High quality data is essential to ensure:

  • regulatory compliance

  • optimal internal decision-making

  • the Open Finance ecosystem can deliver the intended customer value in a reliable manner

This section provides a guideline on data quality measures an LFI can implement to ensure high quality data, and defines what constitutes high-quality data for the purposes of regulatory compliance and internal decision-making. This includes specifications on data accuracy, consistency, completeness, and timeliness.

2. Data Quality Measures

Below is a guideline of internal measures that should be implemented to ensure compliance with data quality standards.

  • Establish Data Governance Policies: Develop comprehensive data governance policies that outline the roles and responsibilities of different stakeholders within the institution regarding data management. This ensures accountability and clarity in data handling and processing.

  • Training and Awareness: Conduct regular training sessions for all relevant staff on the importance of data quality, how to achieve it, and the consequences of inadequate data. This helps to align everyone's understanding and commitment to maintaining high standards.

  • Implement Data Quality Tools: Use technological tools to automate data quality checks and validations. This reduces human errors and enhances the ability to quickly identify and address data issues.

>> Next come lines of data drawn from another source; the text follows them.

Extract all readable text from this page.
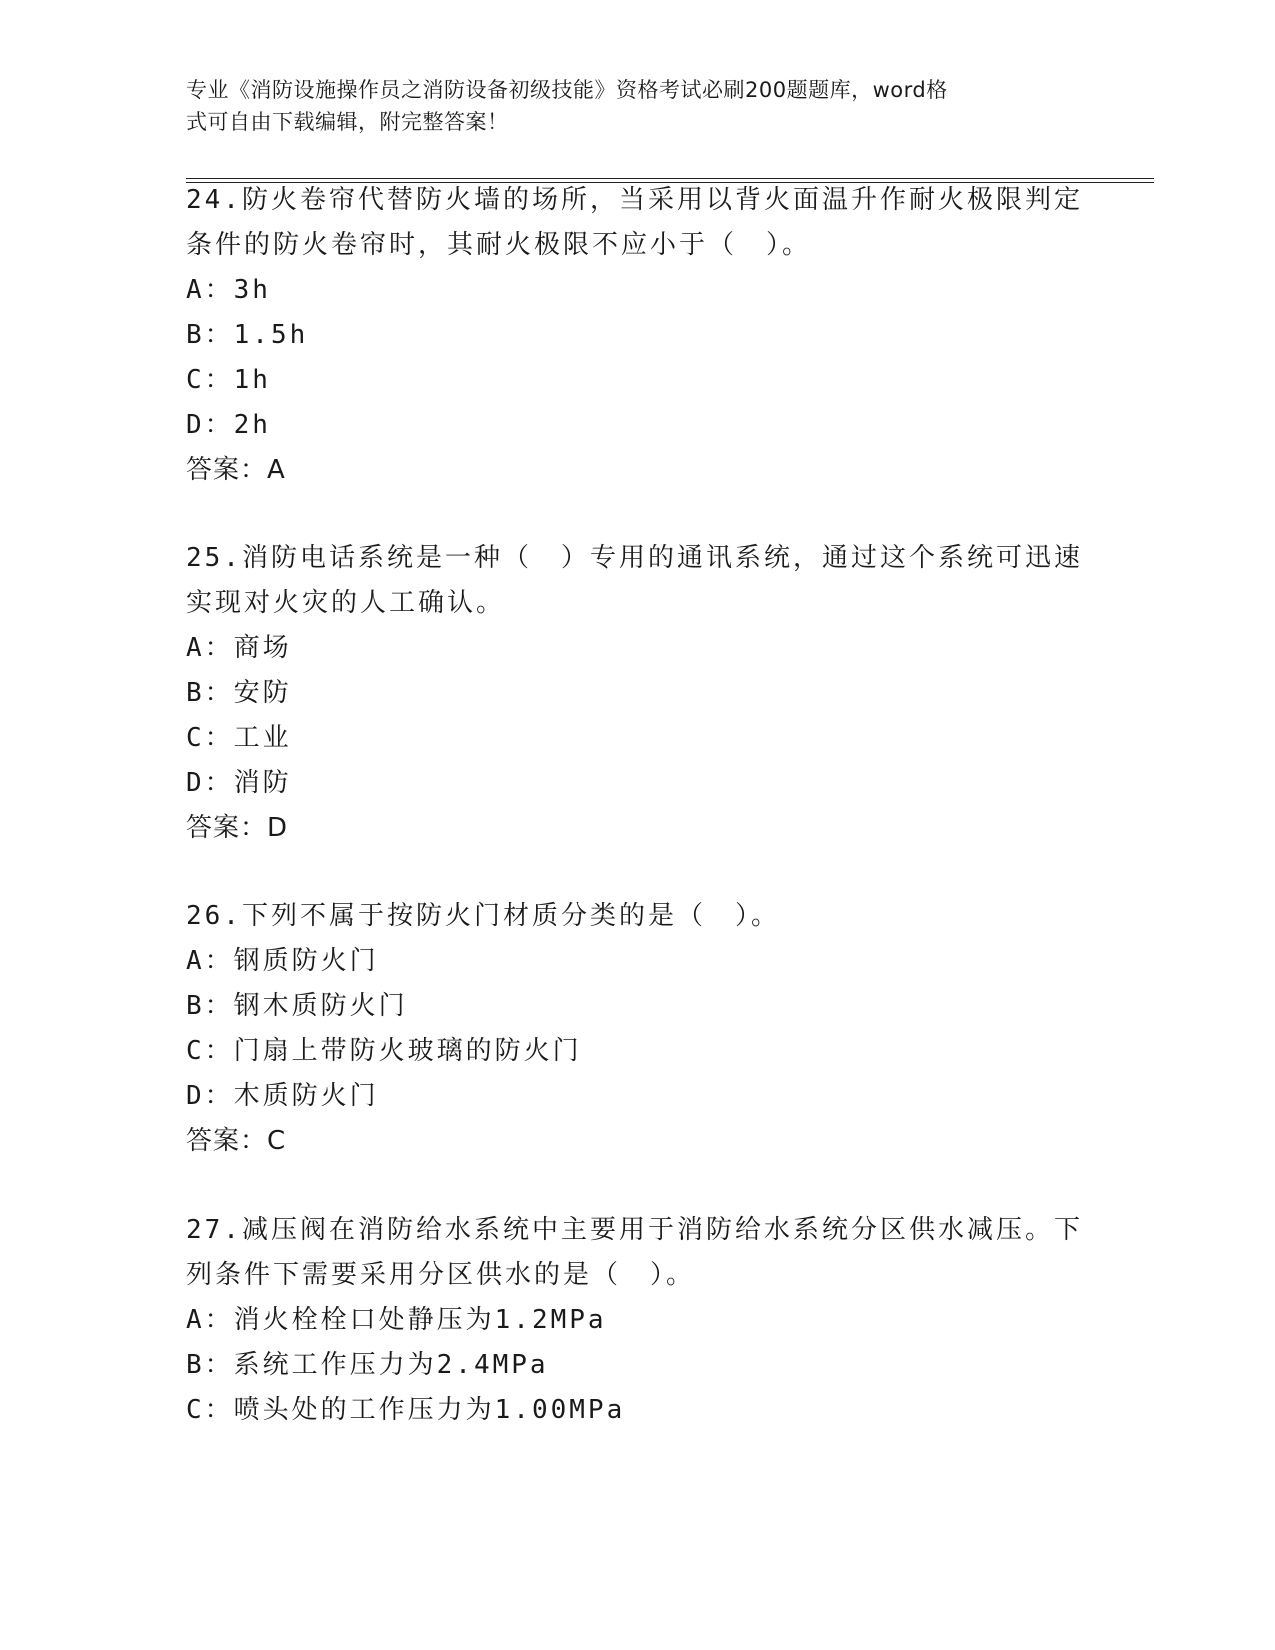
专业《消防设施操作员之消防设备初级技能》资格考试必刷200题题库，word格
式可自由下载编辑，附完整答案！

24.防火卷帘代替防火墙的场所，当采用以背火面温升作耐火极限判定

条件的防火卷帘时，其耐火极限不应小于（　）。

A：3h

B：1.5h

C：1h

D：2h

答案：A

25.消防电话系统是一种（　）专用的通讯系统，通过这个系统可迅速

实现对火灾的人工确认。

A：商场

B：安防

C：工业

D：消防

答案：D

26.下列不属于按防火门材质分类的是（　）。

A：钢质防火门

B：钢木质防火门

C：门扇上带防火玻璃的防火门

D：木质防火门

答案：C

27.减压阀在消防给水系统中主要用于消防给水系统分区供水减压。下

列条件下需要采用分区供水的是（　）。

A：消火栓栓口处静压为1.2MPa

B：系统工作压力为2.4MPa

C：喷头处的工作压力为1.00MPa
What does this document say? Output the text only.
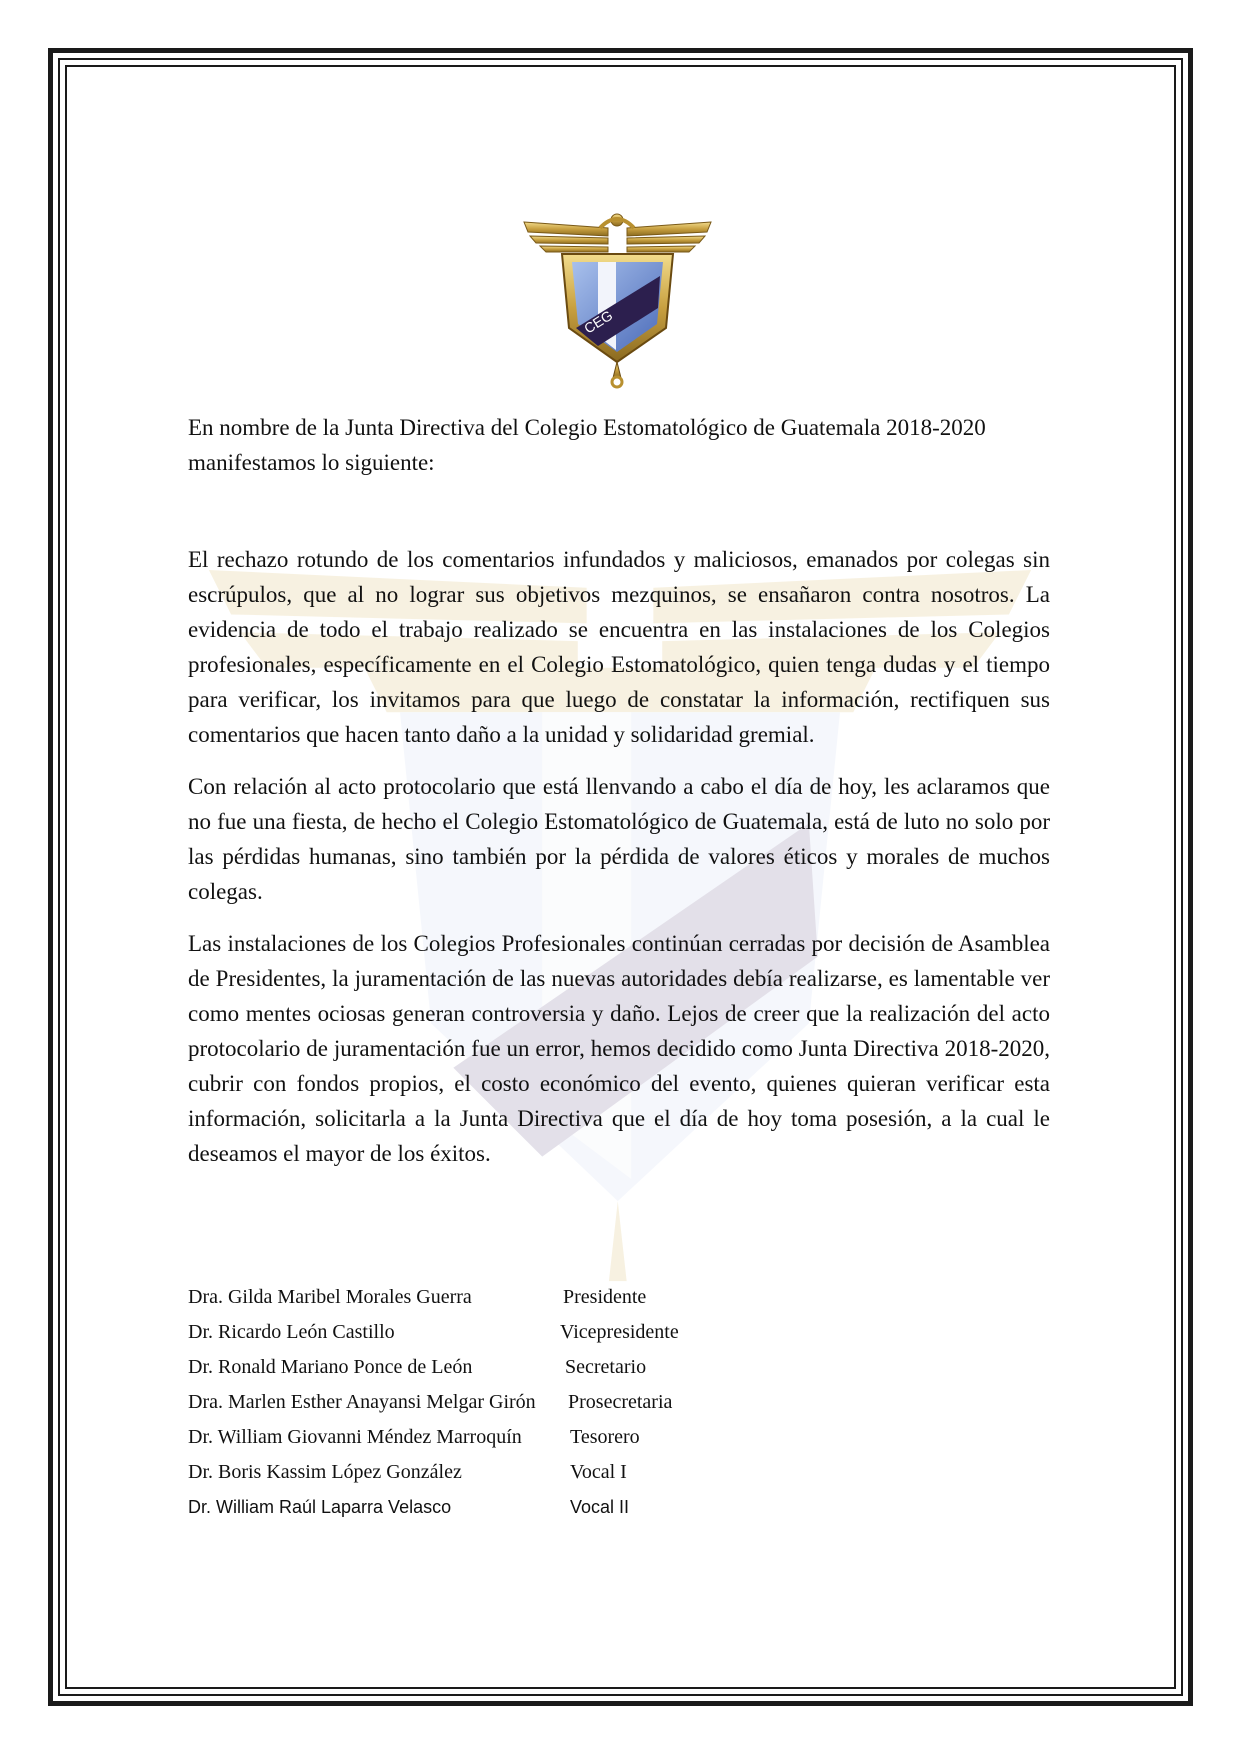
CEG

En nombre de la Junta Directiva del Colegio Estomatológico de Guatemala 2018-2020 manifestamos lo siguiente:

El rechazo rotundo de los comentarios infundados y maliciosos, emanados por colegas sin escrúpulos, que al no lograr sus objetivos mezquinos, se ensañaron contra nosotros. La evidencia de todo el trabajo realizado se encuentra en las instalaciones de los Colegios profesionales, específicamente en el Colegio Estomatológico, quien tenga dudas y el tiempo para verificar, los invitamos para que luego de constatar la información, rectifiquen sus comentarios que hacen tanto daño a la unidad y solidaridad gremial.

Con relación al acto protocolario que está llenvando a cabo el día de hoy, les aclaramos que no fue una fiesta, de hecho el Colegio Estomatológico de Guatemala, está de luto no solo por las pérdidas humanas, sino también por la pérdida de valores éticos y morales de muchos colegas.

Las instalaciones de los Colegios Profesionales continúan cerradas por decisión de Asamblea de Presidentes, la juramentación de las nuevas autoridades debía realizarse, es lamentable ver como mentes ociosas generan controversia y daño. Lejos de creer que la realización del acto protocolario de juramentación fue un error, hemos decidido como Junta Directiva 2018-2020, cubrir con fondos propios, el costo económico del evento, quienes quieran verificar esta información, solicitarla a la Junta Directiva que el día de hoy toma posesión, a la cual le deseamos el mayor de los éxitos.

Dra. Gilda Maribel Morales Guerra	Presidente
Dr. Ricardo León Castillo	Vicepresidente
Dr. Ronald Mariano Ponce de León	Secretario
Dra. Marlen Esther Anayansi Melgar Girón Prosecretaria
Dr. William Giovanni Méndez Marroquín Tesorero
Dr. Boris Kassim López González	Vocal I
Dr. William Raúl Laparra Velasco	Vocal II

  • Continuous Monitoring and Reporting: Set up systems for continuous monitoring of data quality, with regular reporting to management. This helps in quickly identifying trends of data inadequacy and taking corrective actions in a timely manner.

  • Feedback Mechanisms: Create feedback loops within the organization where data quality issues can be reported and addressed. This promotes a culture of continuous improvement.

  • Vendor and Partner Alignment: Ensure that external partners and vendors meet the same data quality standards as the institution. This might involve conducting audits and providing them with similar training and resources.

3. Data Quality Principles

This section outlines the data quality principles by which LFIs are required to adhere to, defining expectations in terms of accuracy, completeness and timeliness. LFIs are subjected to ongoing monitoring to ensure adherence to these principles.

3.1 Accuracy

LFIs MUST ensure that all data is accurate, consistent, in the correct format, and that all data is accurately mapped according to the Standard. All data is expected to accurately reflect the real-world values it represents, in the required format.

3.2 Completeness and Consistency

Completeness refers to the extent to which all required data is present. LFIs MUST provide complete data containing all necessary values without any missing elements. LFIs MUST complete all mandatory fields and SHOULD complete any optional fields for which they are able to provide the data.

Consistency refers to the uniformity of data across different systems, datasets and sources. LFIs MUST present consistent data regardless of where it is stored or accessed.

3.3 Timeliness

Timeliness refers to the availability of data when it is needed. LFI data MUST be up-to-date and available in accordance with benchmarks defined in Availability, Performance and Usage Benchmarks.